Newey pinpoints where things went wrong for Red Bull in its relationship with Renault

Newey pinpoints where things went wrong for Red Bull in its relationship with Renault

8 January - 19:03 Last update: 21:16

From 2007, Red Bull Racing worked with Renault in Formula 1. The French engine supplier supplied power sources to the Milton Keynes-based team up to and including the 2018 season after which the two sides parted ways in a fighting divorce. Adrian Newey talks about where things went wrong in the relationship. He cites 2015 as a key moment, although Red Bull continued to work with Renault for three years afterwards.

When Newey in the podcast Talking Bull is asked what he learned from the period when Red Bull had to leave the world titles to Mercedes, he replies without thinking long. "Having decent engines!"
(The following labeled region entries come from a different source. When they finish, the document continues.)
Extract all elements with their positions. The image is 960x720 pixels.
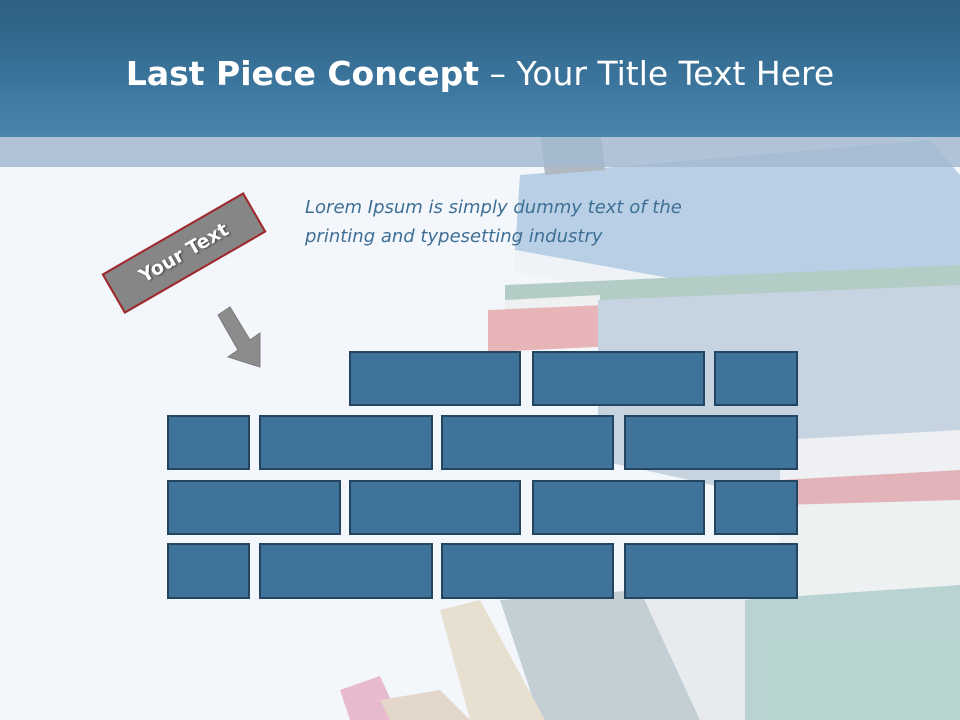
brick [714, 351, 798, 406]
brick [714, 480, 798, 535]
brick [532, 480, 705, 535]
description-line-1: Lorem Ipsum is simply dummy text of the [305, 197, 682, 218]
brick [259, 543, 433, 599]
title-rest-text: – Your Title Text Here [479, 54, 835, 93]
brick [624, 415, 798, 470]
brick [441, 543, 614, 599]
brick [532, 351, 705, 406]
brick [349, 480, 521, 535]
brick [349, 351, 521, 406]
down-right-arrow-icon [217, 306, 261, 368]
brick [167, 480, 341, 535]
slide-title: Last Piece Concept – Your Title Text Her… [0, 50, 960, 98]
brick [167, 543, 250, 599]
brick [441, 415, 614, 470]
brick [624, 543, 798, 599]
header-accent-band [0, 137, 960, 167]
title-bold-text: Last Piece Concept [125, 54, 480, 93]
description-line-2: printing and typesetting industry [305, 226, 603, 247]
description-text: Lorem Ipsum is simply dummy text of the … [305, 193, 725, 251]
brick [167, 415, 250, 470]
header-bar: Last Piece Concept – Your Title Text Her… [0, 0, 960, 137]
brick [259, 415, 433, 470]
From joy over Renault engine to dissatisfaction

Between 2010 and 2013, the Austrian formation with Sebastian Vettel won four world titles in a row, using a Renault V8 engine. "We had a great relationship with the engineers at Renault. I think it's fair to say they didn't have the most powerful V8 but it was a product they tailed to suit our car. We had some particular requirements, particularly the way we used the exhaust. They bent over backwards to maximise what we needed from the engine."
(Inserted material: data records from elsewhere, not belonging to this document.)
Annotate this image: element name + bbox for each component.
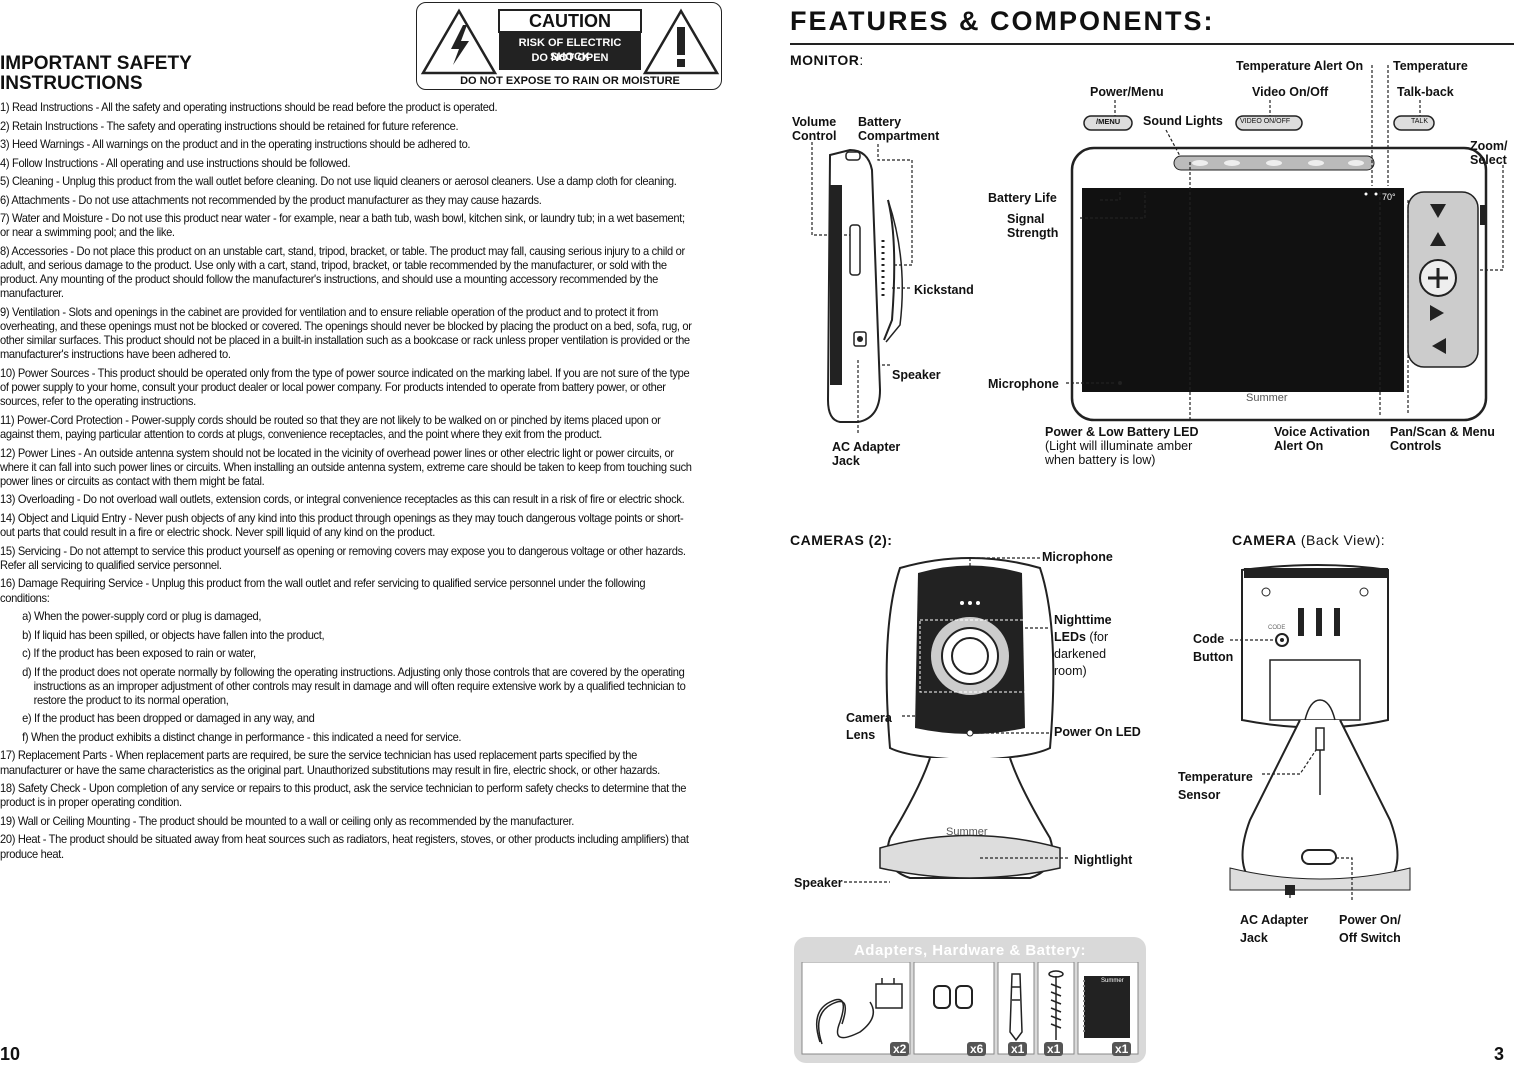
cameras-heading: CAMERAS (2): bbox=[790, 532, 893, 548]
rule-item: 16) Damage Requiring Service - Unplug th… bbox=[0, 577, 646, 605]
label-power-on-led: Power On LED bbox=[1054, 725, 1141, 739]
caution-footer: DO NOT EXPOSE TO RAIN OR MOISTURE bbox=[460, 75, 680, 87]
label-temperature: Temperature bbox=[1393, 59, 1468, 73]
quantity-adapter: x2 bbox=[890, 1042, 910, 1056]
monitor-heading: MONITOR: bbox=[790, 52, 864, 68]
label-kickstand: Kickstand bbox=[914, 283, 974, 297]
hardware-title: Adapters, Hardware & Battery: bbox=[853, 942, 1087, 959]
rule-item: 5) Cleaning - Unplug this product from t… bbox=[0, 175, 677, 188]
battery-icon bbox=[1083, 976, 1130, 1038]
rule-item: 15) Servicing - Do not attempt to servic… bbox=[0, 544, 686, 572]
caution-header: CAUTION bbox=[529, 11, 611, 31]
rule-item: 1) Read Instructions - All the safety an… bbox=[0, 101, 498, 114]
rule-item: 4) Follow Instructions - All operating a… bbox=[0, 156, 351, 170]
label-zoom-select: Zoom/Select bbox=[1470, 139, 1508, 167]
safety-rules: 1) Read Instructions - All the safety an… bbox=[0, 101, 693, 866]
quantity-battery: x1 bbox=[1112, 1042, 1132, 1056]
monitor-front-view bbox=[1070, 115, 1488, 422]
label-speaker: Speaker bbox=[892, 368, 941, 382]
rule-item: 13) Overloading - Do not overload wall o… bbox=[0, 493, 685, 507]
camera-back-heading: CAMERA (Back View): bbox=[1232, 532, 1386, 548]
rule-item: 2) Retain Instructions - The safety and … bbox=[0, 119, 459, 133]
rule-item: 11) Power-Cord Protection - Power-supply… bbox=[0, 413, 661, 442]
safety-title: IMPORTANT SAFETY INSTRUCTIONS bbox=[0, 53, 192, 94]
quantity-clips: x6 bbox=[967, 1042, 987, 1056]
sub-condition: f) When the product exhibits a distinct … bbox=[22, 730, 462, 744]
sub-condition: d) If the product does not operate norma… bbox=[22, 665, 686, 707]
rule-item: 3) Heed Warnings - All warnings on the p… bbox=[0, 138, 471, 151]
rule-item: 14) Object and Liquid Entry - Never push… bbox=[0, 511, 684, 540]
battery-brand: Summer bbox=[1101, 978, 1124, 984]
rule-item: 12) Power Lines - An outside antenna sys… bbox=[0, 446, 692, 488]
monitor-brand: Summer bbox=[1246, 392, 1288, 404]
quantity-anchor: x1 bbox=[1008, 1042, 1028, 1056]
screw-icon bbox=[1048, 970, 1064, 1040]
caution-label: CAUTION RISK OF ELECTRIC SHOCK DO NOT OP… bbox=[416, 2, 722, 90]
mounting-clip-icon bbox=[933, 985, 973, 1009]
rule-item: 6) Attachments - Do not use attachments … bbox=[0, 193, 542, 207]
rule-item: 9) Ventilation - Slots and openings in t… bbox=[0, 305, 692, 362]
caution-line-1: RISK OF ELECTRIC SHOCK bbox=[518, 37, 622, 63]
label-talk-back: Talk-back bbox=[1397, 85, 1454, 99]
rule-item: 19) Wall or Ceiling Mounting - The produ… bbox=[0, 814, 574, 828]
rule-item: 10) Power Sources - This product should … bbox=[0, 366, 690, 409]
rule-item: 18) Safety Check - Upon completion of an… bbox=[0, 782, 687, 810]
monitor-illustration bbox=[811, 65, 1504, 435]
code-text: CODE bbox=[1268, 625, 1286, 631]
camera-front-illustration bbox=[844, 557, 1070, 883]
sub-condition: c) If the product has been exposed to ra… bbox=[22, 647, 256, 661]
label-temperature-alert: Temperature Alert On bbox=[1236, 59, 1364, 73]
label-camera-speaker: Speaker bbox=[794, 876, 843, 890]
sub-condition: e) If the product has been dropped or da… bbox=[22, 712, 315, 726]
features-title: FEATURES & COMPONENTS: bbox=[790, 6, 1215, 36]
label-power-menu: Power/Menu bbox=[1090, 85, 1164, 99]
electric-shock-warning-icon bbox=[420, 8, 498, 75]
rule-item: 7) Water and Moisture - Do not use this … bbox=[0, 212, 685, 240]
label-video-onoff: Video On/Off bbox=[1252, 85, 1329, 99]
hardware-illustration bbox=[801, 962, 1139, 1055]
talk-button[interactable]: TALK bbox=[1411, 118, 1428, 125]
quantity-screw: x1 bbox=[1044, 1042, 1064, 1056]
label-battery-life: Battery Life bbox=[988, 191, 1057, 205]
label-sound-lights: Sound Lights bbox=[1143, 114, 1223, 128]
sub-condition: a) When the power-supply cord or plug is… bbox=[22, 610, 262, 624]
video-button[interactable]: VIDEO ON/OFF bbox=[1240, 118, 1291, 125]
label-camera-microphone: Microphone bbox=[1042, 550, 1113, 564]
exclamation-warning-icon bbox=[642, 8, 720, 75]
wall-anchor-icon bbox=[1009, 973, 1023, 1042]
microphone-dot bbox=[1118, 381, 1122, 385]
rule-item: 20) Heat - The product should be situate… bbox=[0, 833, 689, 861]
monitor-leader-lines bbox=[811, 65, 1504, 435]
camera-back-illustration bbox=[1229, 564, 1411, 900]
caution-line-2: DO NOT OPEN bbox=[531, 52, 609, 64]
power-adapter-icon bbox=[815, 978, 903, 1045]
screen-temperature: 70° bbox=[1382, 192, 1396, 202]
label-nightlight: Nightlight bbox=[1074, 853, 1133, 867]
sub-condition: b) If liquid has been spilled, or object… bbox=[22, 628, 325, 642]
monitor-side-view bbox=[826, 148, 903, 423]
label-power-led: Power & Low Battery LED(Light will illum… bbox=[1045, 425, 1199, 467]
label-microphone: Microphone bbox=[988, 377, 1059, 391]
camera-brand: Summer bbox=[946, 826, 988, 838]
page-number-right: 3 bbox=[1494, 1044, 1505, 1064]
label-power-switch: Power On/Off Switch bbox=[1339, 913, 1401, 945]
page-number-left: 10 bbox=[0, 1044, 21, 1064]
rule-item: 8) Accessories - Do not place this produ… bbox=[0, 244, 685, 301]
title-divider bbox=[790, 43, 1514, 45]
label-nighttime-leds: Nighttime LEDs (for darkened room) bbox=[1054, 613, 1112, 678]
menu-button[interactable]: /MENU bbox=[1096, 117, 1121, 126]
rule-item: 17) Replacement Parts - When replacement… bbox=[0, 749, 660, 777]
And successfully so, but from 2014, everything changed. The hybrid era took off and in it Renault turned out to have missed the mark considerably. "We then went to the hybrid era. Renault, in the first year, interpreted the regulations not as well as Mercedes. We were a long way behind. In the first year you accept that", Newey says. "We all make mistakes, chassis, engine. New regulations you can get it right or wrong. They got it wrong. They made a lot of promises to sort it out for 2015. When the engine at the start of 15 seemed worse than 14, that was a pretty dissolution moment."

Red Bull disappointed

In the first months of 2015, Christian Horner, Helmut Marko and Newey visited Renault themselves. Red Bull wanted answers to a number of questions and to be sure that improvement would follow. "We didn't receive much assurance that there was a real desire to sort that out. That was a pretty depressing moment in truth. You then realise that in the foreseeable future, if you do a spectacular job you might snatch the odd win here or there but you're never going to win the championship. So that was a reset."
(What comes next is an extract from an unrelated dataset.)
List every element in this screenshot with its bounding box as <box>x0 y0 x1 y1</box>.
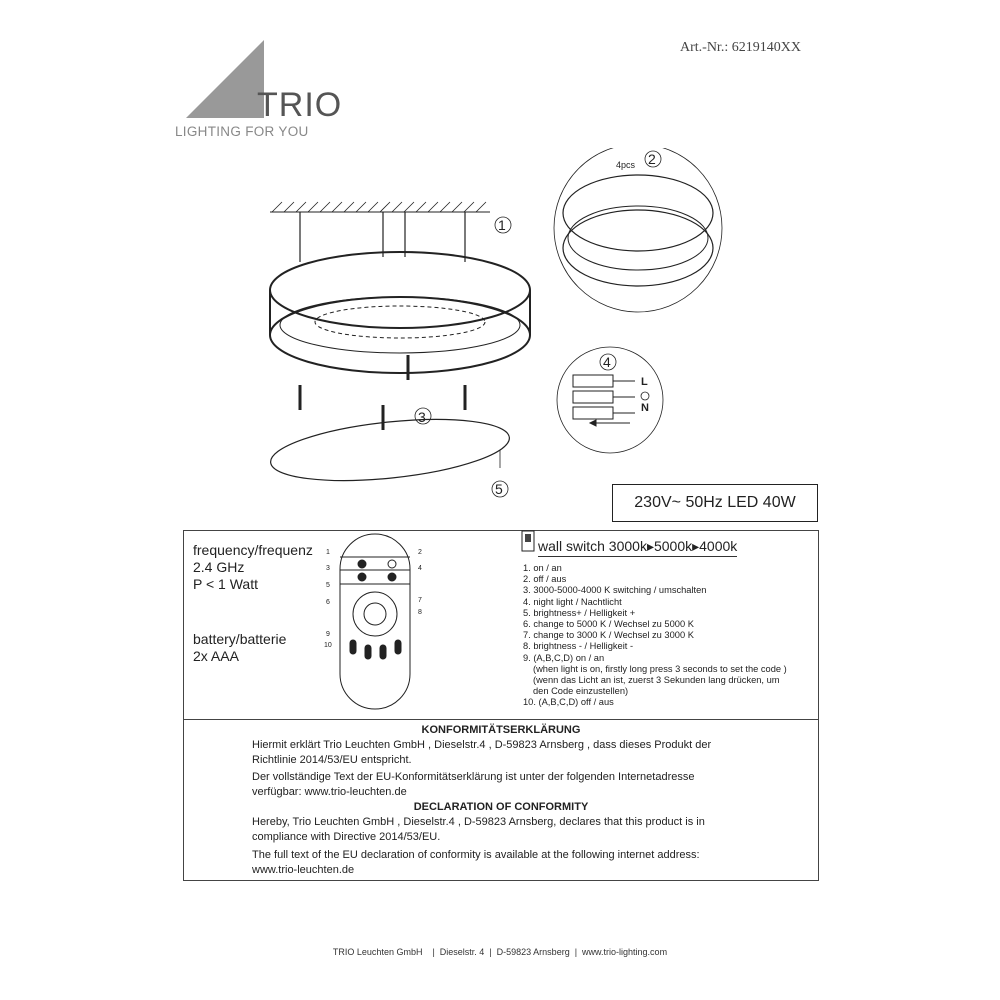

Switching to another engine supplier quickly was out of the question at the time, as Mercedes and Ferrari were unwilling to supply power units to a direct competitor and Honda had its own major problems with McLaren at the time.

For the men at Red Bull, it all meant quite a setback, but they kept their spirits up. "But it's part of life. One of the strengths of the team is that we put our heads down and got through that period so that when we had a good power unit again with our partnership with Honda then we were able to respond," Newey concludes his story.